Un succès financier qui ne profite pas aux Ivoiriens
Lever des fonds en monnaie locale est certes une première sur le continent, mais cela ne signifie pas pour autant que la population en ressentira les bienfaits. Depuis des années, les gouvernements successifs accumulent les succès macroéconomiques, vantant une croissance soutenue et des performances financières impressionnantes. Pourtant, cette croissance reste largement inégalitaire, et la majorité des Ivoiriens peinent à joindre les deux bouts.
Le coût de la vie a explosé ces dernières années. Les denrées alimentaires de base deviennent de plus en plus inaccessibles pour de nombreux ménages. Le chômage, notamment chez les jeunes, reste un problème majeur. L’accès aux soins de santé et à l’éducation de qualité demeure un privilège pour une minorité. Face à cette situation, il est légitime de se demander : à quoi sert cette levée de fonds si elle ne contribue pas à améliorer le quotidien des citoyens ?
Un endettement préoccupant
Un autre point d’inquiétude réside dans l’augmentation constante de la dette publique. Depuis plusieurs décennies et chaque année, la Côte d’Ivoire emprunte des milliards pour financer des projets d’infrastructures ou maintenir son équilibre budgétaire. Le pays s’endette à un rythme soutenu, et le remboursement de ces dettes pèse de plus en plus lourd sur l’économie.
Cette nouvelle levée de fonds en monnaie locale, bien que présentée comme une alternative aux prêts en devises étrangères, ne change en rien le problème de fond : il s’agit encore d’un endettement supplémentaire, qui devra être remboursé tôt ou t**d. Si ces fonds ne sont pas judicieusement utilisés, le pays risque de s’enfoncer davantage dans une spirale où l’État devra sans cesse contracter de nouveaux emprunts pour rembourser les anciens.
Un mérite contestable
Les autorités veulent faire de cette levée de fonds un motif de fierté nationale. Pourtant, ce succès financier ne peut être célébré tant que l’impact sur la population reste inexistant. Un véritable exploit économique serait une réduction significative de la pauvreté, une baisse du chômage, un meilleur accès aux services publics et une amélioration du niveau de vie des Ivoiriens.
Au lieu de se réjouir d’avoir séduit des investisseurs internationaux, le gouvernement devrait se concentrer sur l’utilisation efficace de ces fonds et s’assurer qu’ils profitent directement aux citoyens. Car au final, ce n’est pas la capacité d’un État à emprunter qui fait sa force, mais bien sa capacité à transformer ces ressources en opportunités pour son peuple.
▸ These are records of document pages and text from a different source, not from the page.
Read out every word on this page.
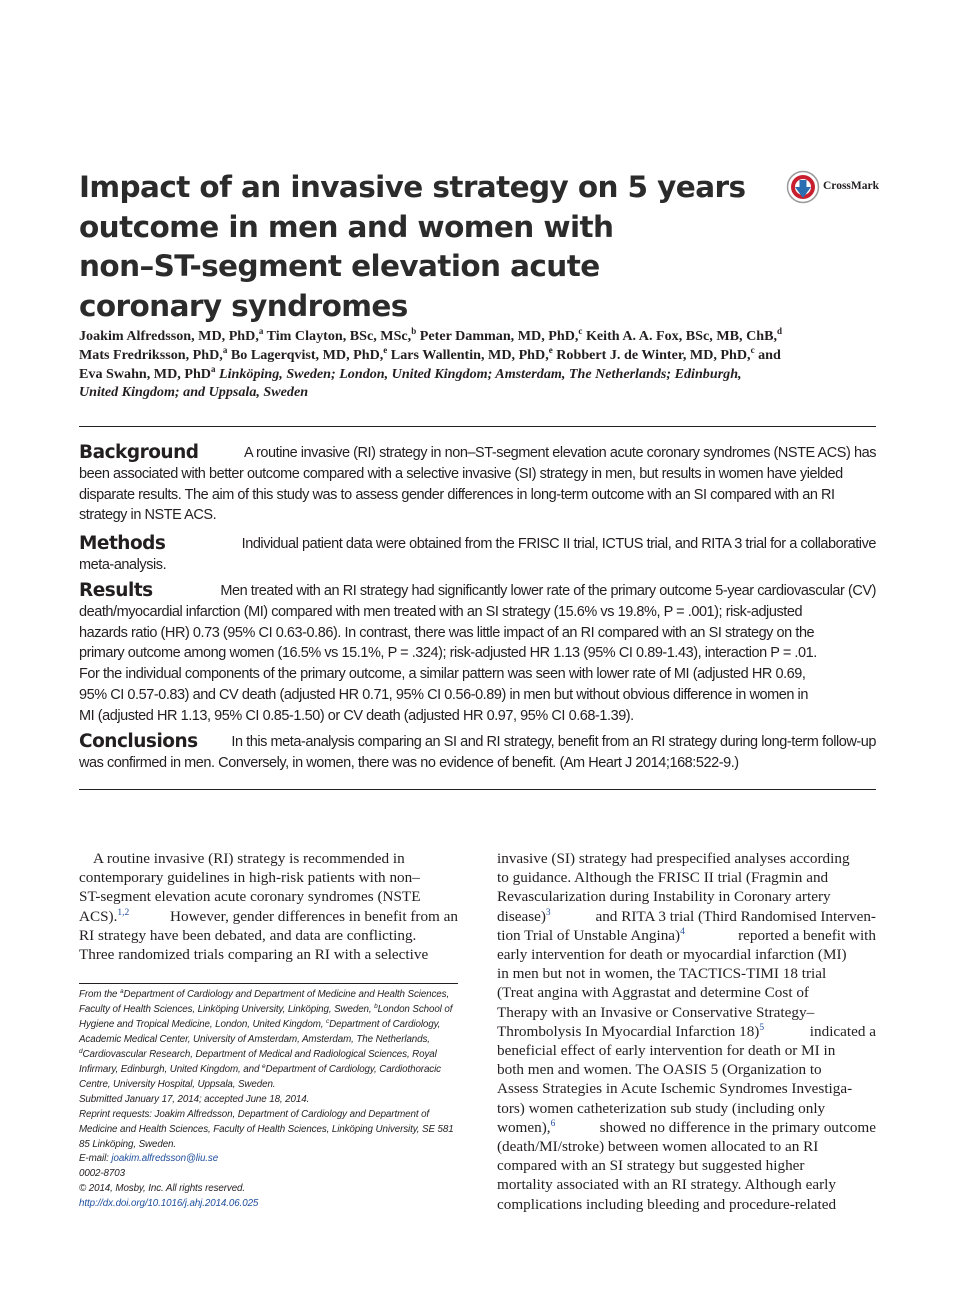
Impact of an invasive strategy on 5 years
outcome in men and women with
non–ST-segment elevation acute
coronary syndromes
CrossMark
Joakim Alfredsson, MD, PhD,$^a$ Tim Clayton, BSc, MSc,$^b$ Peter Damman, MD, PhD,$^c$ Keith A. A. Fox, BSc, MB, ChB,$^d$
Mats Fredriksson, PhD,$^a$ Bo Lagerqvist, MD, PhD,$^e$ Lars Wallentin, MD, PhD,$^e$ Robbert J. de Winter, MD, PhD,$^c$ and
Eva Swahn, MD, PhD$^a$ Linköping, Sweden; London, United Kingdom; Amsterdam, The Netherlands; Edinburgh,
United Kingdom; and Uppsala, Sweden
Background	A routine invasive (RI) strategy in non–ST-segment elevation acute coronary syndromes (NSTE ACS) has
been associated with better outcome compared with a selective invasive (SI) strategy in men, but results in women have yielded
disparate results. The aim of this study was to assess gender differences in long-term outcome with an SI compared with an RI
strategy in NSTE ACS.
Methods	Individual patient data were obtained from the FRISC II trial, ICTUS trial, and RITA 3 trial for a collaborative
meta-analysis.
Results	Men treated with an RI strategy had significantly lower rate of the primary outcome 5-year cardiovascular (CV)
death/myocardial infarction (MI) compared with men treated with an SI strategy (15.6% vs 19.8%, P = .001); risk-adjusted
hazards ratio (HR) 0.73 (95% CI 0.63-0.86). In contrast, there was little impact of an RI compared with an SI strategy on the
primary outcome among women (16.5% vs 15.1%, P = .324); risk-adjusted HR 1.13 (95% CI 0.89-1.43), interaction P = .01.
For the individual components of the primary outcome, a similar pattern was seen with lower rate of MI (adjusted HR 0.69,
95% CI 0.57-0.83) and CV death (adjusted HR 0.71, 95% CI 0.56-0.89) in men but without obvious difference in women in
MI (adjusted HR 1.13, 95% CI 0.85-1.50) or CV death (adjusted HR 0.97, 95% CI 0.68-1.39).
Conclusions In this meta-analysis comparing an SI and RI strategy, benefit from an RI strategy during long-term follow-up
was confirmed in men. Conversely, in women, there was no evidence of benefit. (Am Heart J 2014;168:522-9.)
A routine invasive (RI) strategy is recommended in
contemporary guidelines in high-risk patients with non–
ST-segment elevation acute coronary syndromes (NSTE
ACS).$^{1,2}$	However, gender differences in benefit from an
RI strategy have been debated, and data are conflicting.
Three randomized trials comparing an RI with a selective
From the $^a$Department of Cardiology and Department of Medicine and Health Sciences,
Faculty of Health Sciences, Linköping University, Linköping, Sweden, $^b$London School of
Hygiene and Tropical Medicine, London, United Kingdom, $^c$Department of Cardiology,
Academic Medical Center, University of Amsterdam, Amsterdam, The Netherlands,
$^d$Cardiovascular Research, Department of Medical and Radiological Sciences, Royal
Infirmary, Edinburgh, United Kingdom, and $^e$Department of Cardiology, Cardiothoracic
Centre, University Hospital, Uppsala, Sweden.
Submitted January 17, 2014; accepted June 18, 2014.
Reprint requests: Joakim Alfredsson, Department of Cardiology and Department of
Medicine and Health Sciences, Faculty of Health Sciences, Linköping University, SE 581
85 Linköping, Sweden.
E-mail:
joakim.alfredsson@liu.se
0002-8703
© 2014, Mosby, Inc. All rights reserved.
http://dx.doi.org/10.1016/j.ahj.2014.06.025
invasive (SI) strategy had prespecified analyses according
to guidance. Although the FRISC II trial (Fragmin and
Revascularization during Instability in Coronary artery
disease)$^3$	and RITA 3 trial (Third Randomised Interven-
tion Trial of Unstable Angina)$^4$	reported a benefit with
early intervention for death or myocardial infarction (MI)
in men but not in women, the TACTICS-TIMI 18 trial
(Treat angina with Aggrastat and determine Cost of
Therapy with an Invasive or Conservative Strategy–
Thrombolysis In Myocardial Infarction 18)$^5$	indicated a
beneficial effect of early intervention for death or MI in
both men and women. The OASIS 5 (Organization to
Assess Strategies in Acute Ischemic Syndromes Investiga-
tors) women catheterization sub study (including only
women),$^6$	showed no difference in the primary outcome
(death/MI/stroke) between women allocated to an RI
compared with an SI strategy but suggested higher
mortality associated with an RI strategy. Although early
complications including bleeding and procedure-related
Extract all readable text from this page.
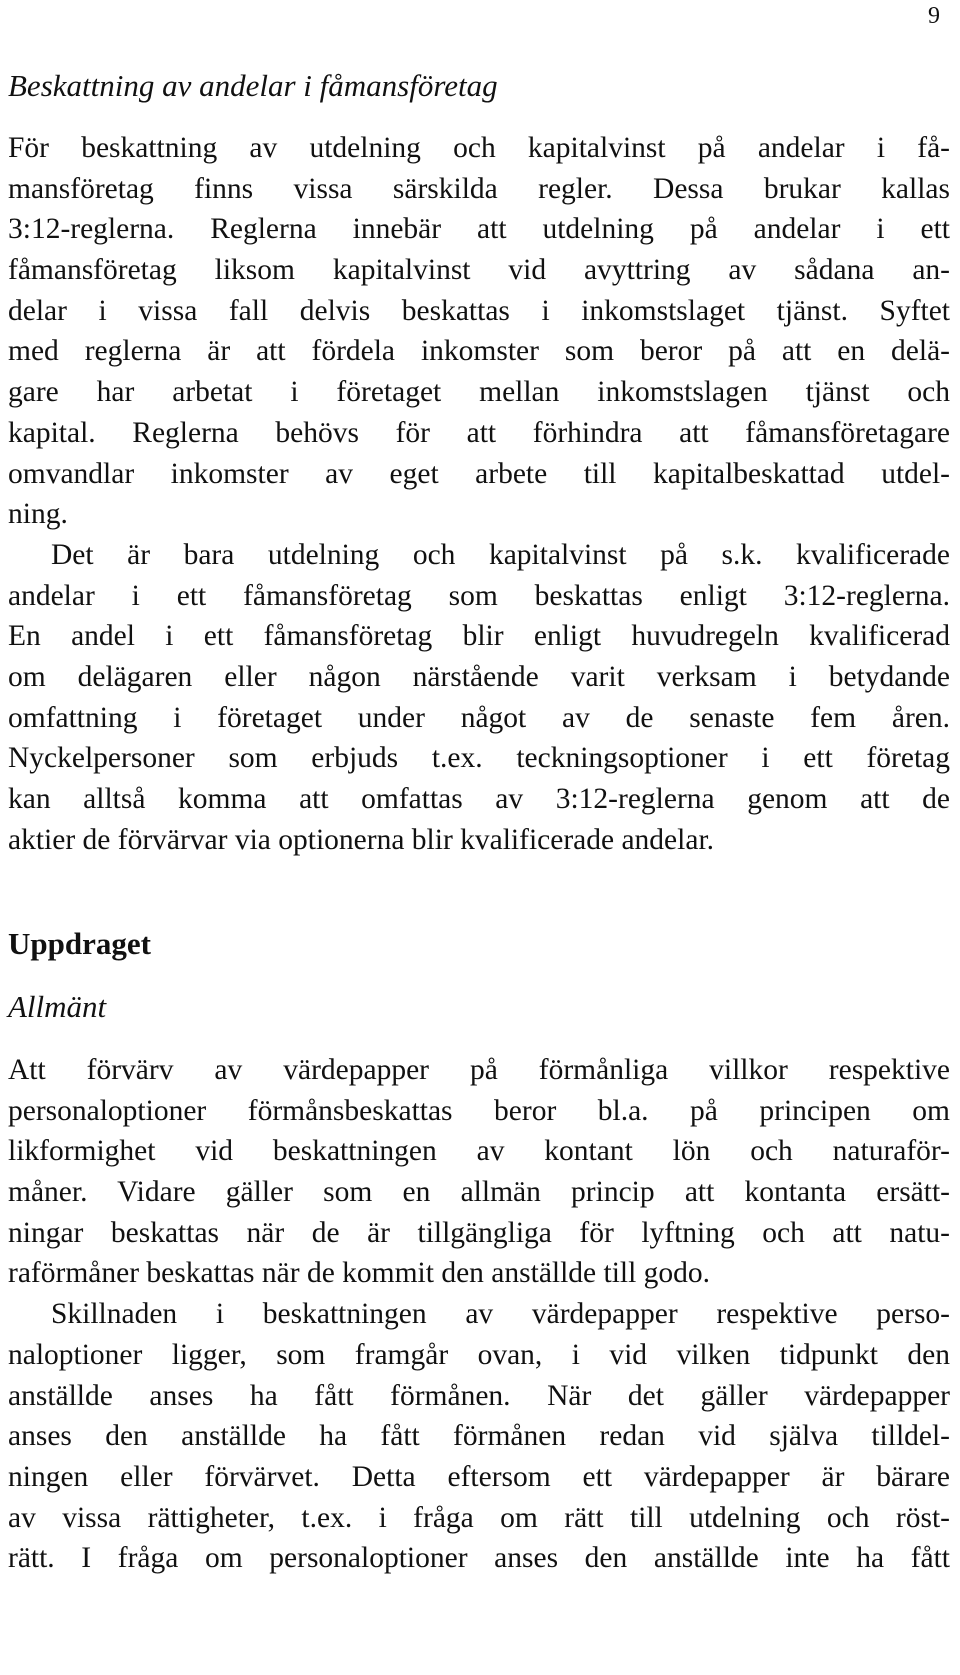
9
Beskattning av andelar i fåmansföretag
För beskattning av utdelning och kapitalvinst på andelar i få-
mansföretag finns vissa särskilda regler. Dessa brukar kallas
3:12-reglerna. Reglerna innebär att utdelning på andelar i ett
fåmansföretag liksom kapitalvinst vid avyttring av sådana an-
delar i vissa fall delvis beskattas i inkomstslaget tjänst. Syftet
med reglerna är att fördela inkomster som beror på att en delä-
gare har arbetat i företaget mellan inkomstslagen tjänst och
kapital. Reglerna behövs för att förhindra att fåmansföretagare
omvandlar inkomster av eget arbete till kapitalbeskattad utdel-
ning.
Det är bara utdelning och kapitalvinst på s.k. kvalificerade
andelar i ett fåmansföretag som beskattas enligt 3:12-reglerna.
En andel i ett fåmansföretag blir enligt huvudregeln kvalificerad
om delägaren eller någon närstående varit verksam i betydande
omfattning i företaget under något av de senaste fem åren.
Nyckelpersoner som erbjuds t.ex. teckningsoptioner i ett företag
kan alltså komma att omfattas av 3:12-reglerna genom att de
aktier de förvärvar via optionerna blir kvalificerade andelar.
Uppdraget
Allmänt
Att förvärv av värdepapper på förmånliga villkor respektive
personaloptioner förmånsbeskattas beror bl.a. på principen om
likformighet vid beskattningen av kontant lön och naturaför-
måner. Vidare gäller som en allmän princip att kontanta ersätt-
ningar beskattas när de är tillgängliga för lyftning och att natu-
raförmåner beskattas när de kommit den anställde till godo.
Skillnaden i beskattningen av värdepapper respektive perso-
naloptioner ligger, som framgår ovan, i vid vilken tidpunkt den
anställde anses ha fått förmånen. När det gäller värdepapper
anses den anställde ha fått förmånen redan vid själva tilldel-
ningen eller förvärvet. Detta eftersom ett värdepapper är bärare
av vissa rättigheter, t.ex. i fråga om rätt till utdelning och röst-
rätt. I fråga om personaloptioner anses den anställde inte ha fått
Si la Côte d’Ivoire veut vraiment être un modèle économique en Afrique, elle doit aller au-delà des annonces triomphantes et s’attaquer aux vrais défis : réduire les inégalités, améliorer la gouvernance et garantir un développement qui bénéficie à tous. Sinon, cette levée de fonds ne restera qu’un exploit technique sans réel impact sur la vie des Ivoiriens.